2. Ensure you have the right tools
Working hybrid can typically increase your cognitive load (the amount of brainpower required to complete tasks). Thankfully, tools such as a proper pair of soundproof headphones can assist in cutting out background noise and increasing focus, especially at home. A printer such as those from Brother’s INKvestment range can also assist, allowing users to print off their work and review a physical copy, breaking up screen time.
- For more advice on the correct tools for working from home, see our guide HERE.
3. Try walking meetings or no-meeting zones
Where possible, see which of your meetings can be conducted as a walking meeting to boost incidental exercise. Strict no-meeting zone policies (say, between 1pm and 2pm for lunch) also empower employees to leave their desks and take a break.
4. Connect with colleagues
Take the time to socialise with your colleagues over Zoom or Microsoft Teams. Chat, collaborate and share casual conversations with your co-workers, which may even include an online coffee break or organising a time outside of work hours to catch up in real life.
5. Embrace good ergonomics
Review your home office setup and make sure your desk and chair are tailored to you. Consider a standing desk, make sure your desk is at the correct height, and follow our seven tips for an ergonomic desk setup.
6. Utilise a weekly planner
A good weekly planner can’t be underestimated.
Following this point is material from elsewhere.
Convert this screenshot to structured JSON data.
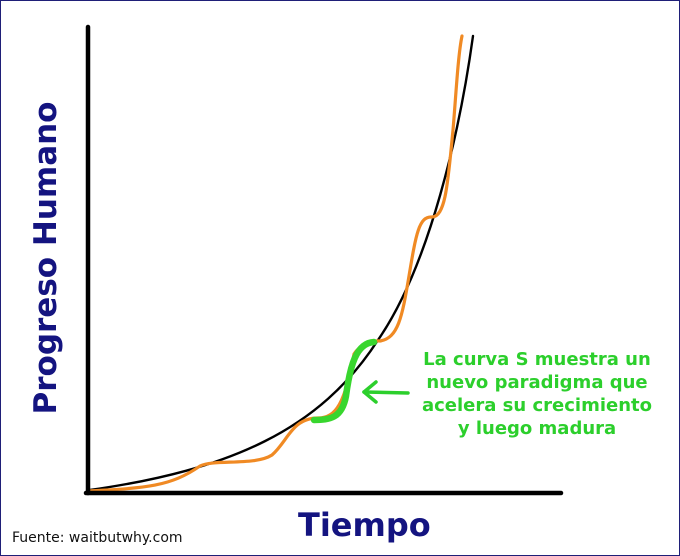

They are an extremely useful tool to streamline tasks, keep your productivity in check and determine what days you should consider being in the office.
- For a great planner template, click HERE.
7. Mix up your daily tasks
Feeling burnt out can result from undertaking repetitive tasks, which is why it’s helpful to mix up your daily schedule. Set times where you’ll work on a specific project that stimulates your mind or genuinely piques your interest.
Remember, WFH fatigue is something that’s easily neglected, but taking time to get it right will make a big difference to the enjoyment – and productiveness – of your work and life.
*Research conducted in May 2022 by Pureprofile on behalf of Brother International Australia, on a sample of over 1,000 working Australians.